# Model Storage



## stevehuckss396 (Dec 31, 2012)

I have been at this model building thing for a while now. I have models on counter tops and work benches and tucked away all over. I cant bring them in the house because they smell like gas. I was thinking about building shelves and covering them to keep the dirt off the models. They get dirty fast in the garage.

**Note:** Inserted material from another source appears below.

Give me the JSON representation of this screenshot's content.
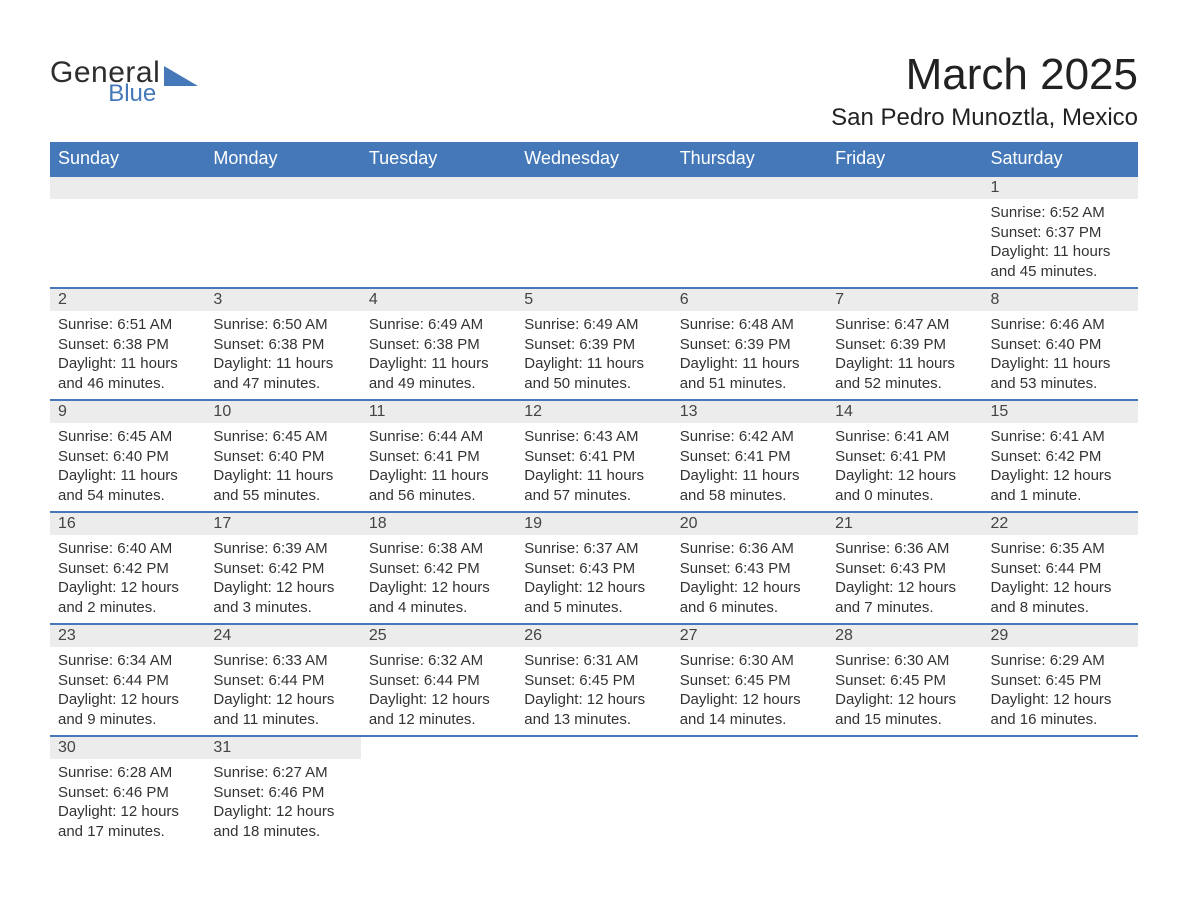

I started searching Craigslist and found this thing on there for 50 bucks. The cabinets have alot of fixtures and stuff in them. Above that there are 2 drawers with all my plans and cigar boxes with small parts. Above that are 6 shelves with all the models. I couldn't buy a sheet of plywood for 50 bucks and I got this solid oak shelf unit complete. The light bulbs above the shelves still work. If you are having the same problem I was, Craigslist might work out for you too.


----------



## nemoc (Dec 31, 2012)

Wow what a great score.


----------



## srgtherasta (Dec 31, 2012)

Wow that is one nice collection.


----------



## Rivergypsy (Feb 19, 2013)

If you ever run out of storage space, I'd be more than willing to share some of mine with you...


----------



## Gordon (Feb 19, 2013)

I also got a similar storage cabinet from Craiglist. Mine is not as nice but it has more shelves and since it is in the shop it is not a big problem. I paid $40 and I could not buy the glass for that.


----------



## lladdy (Mar 17, 2013)

Nice Stuff..  I have too much stuff and no room.  Queen is on my a** all the time.


----------



## Mosey (Mar 17, 2013)

I'm looking for storage all of the time, with no luck since I got my Gerstner box from a retiring moldmaker. I want a cabinet just like Steve's full of his engines.
Mosey


----------



## bob shutt (Mar 17, 2013)

I said to myself, tahe looks like the peewee and Steve's v8. Then I looked at the name. Looks good Steve


----------